Producer Peter Bryant's then wife Shirley Cooklin appears in the role of Kaftan, which was written specially for her.
Klieg mentions 'Whitehead logic' in the first episode - probably referring to Alfred North Whitehead, co-author of 'Principia Mathematica' and one of the fathers of mathematical and computer logic, and maybe a bit of a nod to the actor Reg Whitehead, who had played a Cyberman in all their stories to date.
There is a wonderfully moving scene in which the Doctor comforts a frightened Victoria and tries to help her to come to terms with the death of her father by telling her that he can recall his own family, but only when he chooses to.

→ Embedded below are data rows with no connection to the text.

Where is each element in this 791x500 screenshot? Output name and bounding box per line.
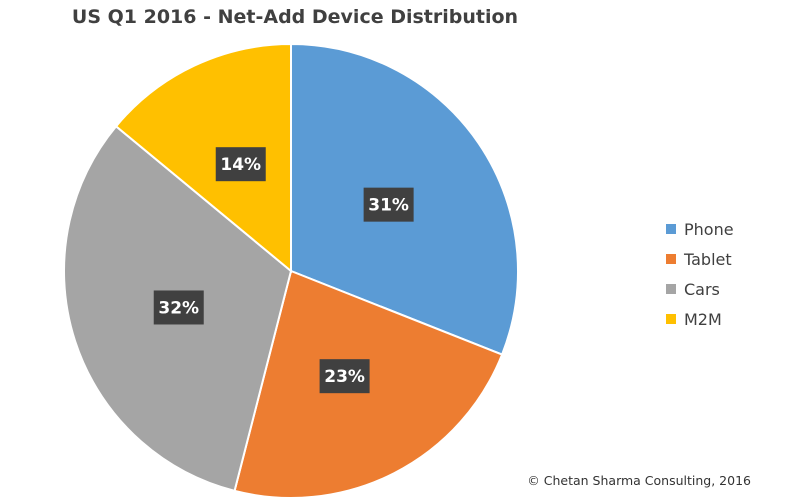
legend-item-cars: Cars [666,274,734,304]
legend-label: M2M [684,309,722,329]
data-label-text: 23% [324,367,365,387]
legend-label: Tablet [684,249,732,269]
data-label-box [319,359,370,394]
data-label-phone: 31% [363,187,414,222]
copyright-credit: © Chetan Sharma Consulting, 2016 [527,473,751,488]
legend-item-m2m: M2M [666,304,734,334]
pie-slice-m2m [114,42,292,274]
data-label-box [363,187,414,222]
legend-swatch [666,314,676,324]
data-label-cars: 32% [153,290,204,325]
legend: Phone Tablet Cars M2M [666,214,734,334]
data-label-m2m: 14% [215,147,266,182]
data-label-text: 31% [368,196,409,216]
legend-item-tablet: Tablet [666,244,734,274]
legend-swatch [666,284,676,294]
data-label-box [215,147,266,182]
legend-swatch [666,254,676,264]
legend-label: Cars [684,279,720,299]
legend-label: Phone [684,219,734,239]
legend-swatch [666,224,676,234]
data-label-text: 32% [158,298,199,318]
chart-title: US Q1 2016 - Net-Add Device Distribution [71,6,519,28]
data-label-tablet: 23% [319,359,370,394]
data-label-text: 14% [220,155,261,175]
data-label-box [153,290,204,325]
legend-item-phone: Phone [666,214,734,244]
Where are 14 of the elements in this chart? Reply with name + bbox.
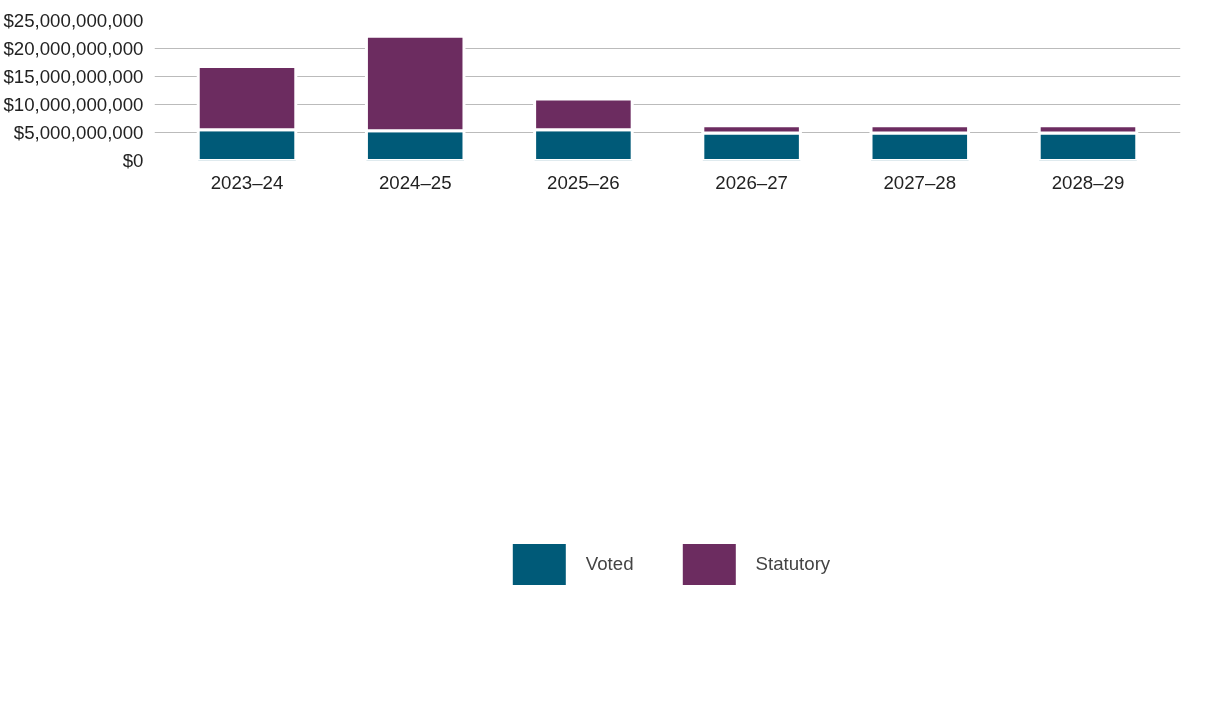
x-tick-label: 2025–26 (547, 171, 620, 193)
x-tick-label: 2028–29 (1051, 171, 1125, 193)
y-tick-label: $5,000,000,000 (13, 122, 144, 143)
y-tick-label: $25,000,000,000 (3, 10, 144, 31)
y-tick-label: $20,000,000,000 (3, 38, 144, 59)
x-tick-label: 2027–28 (883, 171, 957, 193)
legend-label: Statutory (755, 552, 831, 575)
y-tick-label: $15,000,000,000 (3, 66, 144, 87)
x-tick-label: 2023–24 (210, 171, 284, 193)
legend-label: Voted (585, 552, 634, 575)
y-tick-label: $10,000,000,000 (3, 94, 144, 115)
y-tick-label: $0 (122, 150, 144, 171)
x-tick-label: 2026–27 (715, 171, 788, 193)
x-tick-label: 2024–25 (378, 171, 452, 193)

Toberman was described in the original scripts as wearing a hearing aid (tying in with the fact that he was virtually mute and perhaps with the story's theme of cybernisation), but this idea was dropped at the request of director Morris Barry.
Klieg was originally to have been played by Vladek Sheybal and the Cyber Controller by John Wills (who had appeared as a Cyberman in The Moonbase).
Orange squash was specially provided in the studio for the actors playing the Cybermen, who got very hot inside their heavy costumes.